A few deputy cars and an ambulance were also scattered around the site.

“Oh, God!” Elle gasped. “I hope no one was hurt.” But even as she said it, she knew there was no way the driver of the car had gotten out totally unscathed. The car must have been moving at a high rate of speed before hitting the tree.

“Eastern’s there,” Jace said quietly as he pulled over to the side of the road. “I’m just going to check in with him.”

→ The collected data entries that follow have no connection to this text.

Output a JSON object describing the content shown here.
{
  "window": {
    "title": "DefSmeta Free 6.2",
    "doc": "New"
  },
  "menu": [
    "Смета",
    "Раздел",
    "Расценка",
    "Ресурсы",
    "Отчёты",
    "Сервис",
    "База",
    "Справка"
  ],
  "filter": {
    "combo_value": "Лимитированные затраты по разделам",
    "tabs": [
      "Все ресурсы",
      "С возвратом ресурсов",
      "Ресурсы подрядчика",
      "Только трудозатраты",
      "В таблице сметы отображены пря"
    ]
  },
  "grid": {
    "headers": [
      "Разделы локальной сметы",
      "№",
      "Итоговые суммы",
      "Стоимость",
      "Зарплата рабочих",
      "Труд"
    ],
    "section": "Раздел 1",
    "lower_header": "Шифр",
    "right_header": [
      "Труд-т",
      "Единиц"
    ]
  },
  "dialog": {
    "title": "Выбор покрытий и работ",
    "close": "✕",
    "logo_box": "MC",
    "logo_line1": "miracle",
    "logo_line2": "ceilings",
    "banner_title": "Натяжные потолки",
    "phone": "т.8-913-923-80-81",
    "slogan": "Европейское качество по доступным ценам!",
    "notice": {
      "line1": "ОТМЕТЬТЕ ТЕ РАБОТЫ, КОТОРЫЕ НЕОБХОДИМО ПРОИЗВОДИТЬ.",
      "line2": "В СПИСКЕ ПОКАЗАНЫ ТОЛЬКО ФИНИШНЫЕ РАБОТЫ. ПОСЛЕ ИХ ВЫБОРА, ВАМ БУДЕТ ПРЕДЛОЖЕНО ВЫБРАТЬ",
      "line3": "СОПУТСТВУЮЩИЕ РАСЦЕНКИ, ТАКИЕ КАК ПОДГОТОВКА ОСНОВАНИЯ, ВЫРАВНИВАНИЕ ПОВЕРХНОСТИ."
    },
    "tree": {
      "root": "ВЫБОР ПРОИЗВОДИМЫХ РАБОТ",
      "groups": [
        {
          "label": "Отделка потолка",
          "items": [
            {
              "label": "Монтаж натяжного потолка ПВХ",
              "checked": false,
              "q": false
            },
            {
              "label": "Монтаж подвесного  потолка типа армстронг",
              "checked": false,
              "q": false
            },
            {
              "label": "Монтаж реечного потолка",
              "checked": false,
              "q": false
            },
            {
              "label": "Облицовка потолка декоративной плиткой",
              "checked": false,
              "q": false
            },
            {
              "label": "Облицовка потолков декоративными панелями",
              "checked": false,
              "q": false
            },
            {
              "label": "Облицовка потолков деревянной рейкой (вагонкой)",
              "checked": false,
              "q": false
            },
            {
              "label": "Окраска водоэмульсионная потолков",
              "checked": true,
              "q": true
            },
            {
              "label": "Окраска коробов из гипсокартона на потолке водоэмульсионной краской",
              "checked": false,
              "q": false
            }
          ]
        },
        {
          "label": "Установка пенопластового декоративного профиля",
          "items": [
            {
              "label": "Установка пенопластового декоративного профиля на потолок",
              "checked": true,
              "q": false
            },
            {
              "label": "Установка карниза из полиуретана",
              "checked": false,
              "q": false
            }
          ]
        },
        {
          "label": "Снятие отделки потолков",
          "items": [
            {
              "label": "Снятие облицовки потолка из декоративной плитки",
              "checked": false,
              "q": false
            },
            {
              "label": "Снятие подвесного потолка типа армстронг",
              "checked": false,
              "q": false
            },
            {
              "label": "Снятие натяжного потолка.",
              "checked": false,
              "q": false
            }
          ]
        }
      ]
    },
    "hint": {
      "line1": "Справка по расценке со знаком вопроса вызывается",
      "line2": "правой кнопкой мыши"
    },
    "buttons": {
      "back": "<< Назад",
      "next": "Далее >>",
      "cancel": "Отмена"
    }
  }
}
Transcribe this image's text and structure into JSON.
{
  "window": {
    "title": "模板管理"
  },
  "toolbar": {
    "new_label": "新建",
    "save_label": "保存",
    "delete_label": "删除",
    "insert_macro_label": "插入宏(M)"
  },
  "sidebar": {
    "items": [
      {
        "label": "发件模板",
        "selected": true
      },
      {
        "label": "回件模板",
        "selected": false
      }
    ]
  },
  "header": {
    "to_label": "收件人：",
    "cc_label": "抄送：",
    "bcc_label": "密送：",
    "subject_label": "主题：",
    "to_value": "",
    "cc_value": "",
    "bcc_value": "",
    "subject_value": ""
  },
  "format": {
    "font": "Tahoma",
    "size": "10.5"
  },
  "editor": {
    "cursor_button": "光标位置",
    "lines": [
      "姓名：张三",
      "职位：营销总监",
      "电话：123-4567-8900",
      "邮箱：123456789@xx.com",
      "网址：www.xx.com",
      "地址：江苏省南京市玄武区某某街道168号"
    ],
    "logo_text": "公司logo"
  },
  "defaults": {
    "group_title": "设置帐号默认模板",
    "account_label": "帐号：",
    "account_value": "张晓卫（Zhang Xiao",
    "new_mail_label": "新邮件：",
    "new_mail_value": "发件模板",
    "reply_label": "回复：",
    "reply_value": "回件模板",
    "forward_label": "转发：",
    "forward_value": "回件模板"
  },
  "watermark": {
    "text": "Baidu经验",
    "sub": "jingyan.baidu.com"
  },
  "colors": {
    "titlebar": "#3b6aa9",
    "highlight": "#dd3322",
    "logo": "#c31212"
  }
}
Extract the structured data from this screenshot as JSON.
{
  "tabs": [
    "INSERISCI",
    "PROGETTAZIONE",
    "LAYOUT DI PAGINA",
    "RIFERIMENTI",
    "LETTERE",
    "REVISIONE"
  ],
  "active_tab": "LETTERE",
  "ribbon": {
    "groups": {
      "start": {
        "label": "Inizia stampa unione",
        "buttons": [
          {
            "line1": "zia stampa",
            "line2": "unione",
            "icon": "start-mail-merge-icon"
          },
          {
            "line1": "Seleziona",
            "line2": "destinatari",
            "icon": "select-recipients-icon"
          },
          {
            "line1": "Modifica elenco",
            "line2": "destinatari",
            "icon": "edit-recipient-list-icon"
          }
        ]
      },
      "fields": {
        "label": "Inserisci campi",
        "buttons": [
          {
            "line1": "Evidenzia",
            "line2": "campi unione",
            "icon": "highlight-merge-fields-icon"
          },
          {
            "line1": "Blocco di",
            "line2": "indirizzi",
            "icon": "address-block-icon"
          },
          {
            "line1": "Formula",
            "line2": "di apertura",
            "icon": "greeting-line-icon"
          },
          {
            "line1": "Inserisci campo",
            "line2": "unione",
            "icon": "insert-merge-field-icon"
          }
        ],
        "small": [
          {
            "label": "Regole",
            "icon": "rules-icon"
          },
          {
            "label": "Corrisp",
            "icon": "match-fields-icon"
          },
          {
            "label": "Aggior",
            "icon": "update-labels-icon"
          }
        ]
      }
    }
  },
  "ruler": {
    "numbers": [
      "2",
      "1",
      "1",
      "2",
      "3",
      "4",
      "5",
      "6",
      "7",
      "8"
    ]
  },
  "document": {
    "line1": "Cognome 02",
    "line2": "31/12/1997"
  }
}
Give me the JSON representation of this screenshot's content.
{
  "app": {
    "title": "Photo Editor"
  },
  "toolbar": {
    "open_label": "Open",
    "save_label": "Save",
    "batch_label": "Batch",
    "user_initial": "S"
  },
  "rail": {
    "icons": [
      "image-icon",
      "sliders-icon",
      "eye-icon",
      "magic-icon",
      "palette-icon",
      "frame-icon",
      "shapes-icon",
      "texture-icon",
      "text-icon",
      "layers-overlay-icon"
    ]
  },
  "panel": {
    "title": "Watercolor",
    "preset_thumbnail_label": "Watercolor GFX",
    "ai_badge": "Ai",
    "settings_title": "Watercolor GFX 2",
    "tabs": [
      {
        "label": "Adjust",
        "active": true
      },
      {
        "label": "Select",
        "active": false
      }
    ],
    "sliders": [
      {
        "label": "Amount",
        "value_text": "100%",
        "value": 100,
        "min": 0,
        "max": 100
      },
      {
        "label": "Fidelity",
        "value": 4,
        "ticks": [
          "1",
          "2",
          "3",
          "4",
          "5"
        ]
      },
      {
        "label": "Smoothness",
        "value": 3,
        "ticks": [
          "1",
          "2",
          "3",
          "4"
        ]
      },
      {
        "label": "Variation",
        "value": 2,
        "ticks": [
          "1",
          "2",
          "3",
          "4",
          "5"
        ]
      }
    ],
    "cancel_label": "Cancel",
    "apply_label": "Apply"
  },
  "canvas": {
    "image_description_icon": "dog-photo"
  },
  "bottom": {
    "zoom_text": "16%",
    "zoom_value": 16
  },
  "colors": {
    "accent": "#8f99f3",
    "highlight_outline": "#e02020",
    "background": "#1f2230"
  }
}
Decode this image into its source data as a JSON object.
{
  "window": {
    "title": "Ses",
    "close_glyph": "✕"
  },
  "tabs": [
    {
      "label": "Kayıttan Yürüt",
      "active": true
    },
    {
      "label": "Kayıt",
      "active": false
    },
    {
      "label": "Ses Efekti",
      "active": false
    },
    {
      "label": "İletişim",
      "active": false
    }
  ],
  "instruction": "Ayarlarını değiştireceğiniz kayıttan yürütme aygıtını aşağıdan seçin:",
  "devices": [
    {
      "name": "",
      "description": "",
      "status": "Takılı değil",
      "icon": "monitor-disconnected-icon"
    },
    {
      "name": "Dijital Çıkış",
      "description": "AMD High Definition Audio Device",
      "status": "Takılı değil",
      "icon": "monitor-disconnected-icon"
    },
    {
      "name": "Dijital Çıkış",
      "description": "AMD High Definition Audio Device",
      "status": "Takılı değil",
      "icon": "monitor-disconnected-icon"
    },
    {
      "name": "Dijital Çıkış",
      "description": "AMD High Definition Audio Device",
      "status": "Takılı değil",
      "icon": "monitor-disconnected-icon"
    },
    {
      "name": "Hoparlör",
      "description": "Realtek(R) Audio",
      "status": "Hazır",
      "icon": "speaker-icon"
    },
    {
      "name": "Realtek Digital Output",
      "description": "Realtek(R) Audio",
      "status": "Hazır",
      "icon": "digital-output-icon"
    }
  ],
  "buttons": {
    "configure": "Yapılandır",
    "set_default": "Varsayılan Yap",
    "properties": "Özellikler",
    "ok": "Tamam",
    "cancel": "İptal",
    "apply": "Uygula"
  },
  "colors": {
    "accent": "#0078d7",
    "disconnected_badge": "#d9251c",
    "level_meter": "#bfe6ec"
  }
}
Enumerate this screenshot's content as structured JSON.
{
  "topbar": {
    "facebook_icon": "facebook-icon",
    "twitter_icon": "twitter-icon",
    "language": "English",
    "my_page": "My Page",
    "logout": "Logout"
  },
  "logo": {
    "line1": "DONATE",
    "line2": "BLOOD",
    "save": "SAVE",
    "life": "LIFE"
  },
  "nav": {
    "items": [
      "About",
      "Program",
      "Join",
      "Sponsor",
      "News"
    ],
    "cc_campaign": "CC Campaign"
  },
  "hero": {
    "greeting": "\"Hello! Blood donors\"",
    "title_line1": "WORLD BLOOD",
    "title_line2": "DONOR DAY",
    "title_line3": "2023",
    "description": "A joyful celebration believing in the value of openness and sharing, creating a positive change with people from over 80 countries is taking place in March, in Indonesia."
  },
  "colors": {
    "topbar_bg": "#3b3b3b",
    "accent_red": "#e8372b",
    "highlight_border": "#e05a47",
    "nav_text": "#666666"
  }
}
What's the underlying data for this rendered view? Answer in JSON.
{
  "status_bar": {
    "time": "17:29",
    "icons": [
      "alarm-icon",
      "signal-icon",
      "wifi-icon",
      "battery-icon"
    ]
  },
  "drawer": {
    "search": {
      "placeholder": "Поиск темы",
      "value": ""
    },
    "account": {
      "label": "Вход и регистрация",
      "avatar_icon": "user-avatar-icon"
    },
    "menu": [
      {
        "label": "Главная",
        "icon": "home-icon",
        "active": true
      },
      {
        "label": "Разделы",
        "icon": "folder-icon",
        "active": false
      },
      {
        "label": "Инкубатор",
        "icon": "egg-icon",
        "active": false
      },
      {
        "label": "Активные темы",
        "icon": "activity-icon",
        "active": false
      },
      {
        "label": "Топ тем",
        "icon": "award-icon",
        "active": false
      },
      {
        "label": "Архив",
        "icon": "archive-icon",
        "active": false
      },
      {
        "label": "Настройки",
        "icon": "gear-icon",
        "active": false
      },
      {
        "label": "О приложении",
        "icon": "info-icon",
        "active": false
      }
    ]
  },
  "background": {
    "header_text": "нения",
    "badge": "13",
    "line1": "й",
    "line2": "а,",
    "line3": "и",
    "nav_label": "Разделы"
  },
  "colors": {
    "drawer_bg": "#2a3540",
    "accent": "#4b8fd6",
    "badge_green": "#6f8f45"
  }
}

Jace climbed out, and Elle immediately followed. Eastern saw them, an emotion she couldn’t place passing over his features before he headed their way.

Jace’s arm slipped around her waist. “Is everything okay?” he asked as his brother stopped in front of them.

Eastern’s gaze flicked her way before returning to Jace, and for some reason, her belly twisted. She could already tell—everything was not okay.

“The driver died on impact,” Eastern finally said.

Jace’s arm tightened around her. “Anyone we know?”

There was a beat of silence before Eastern answered. “It was Darcy Boyd.”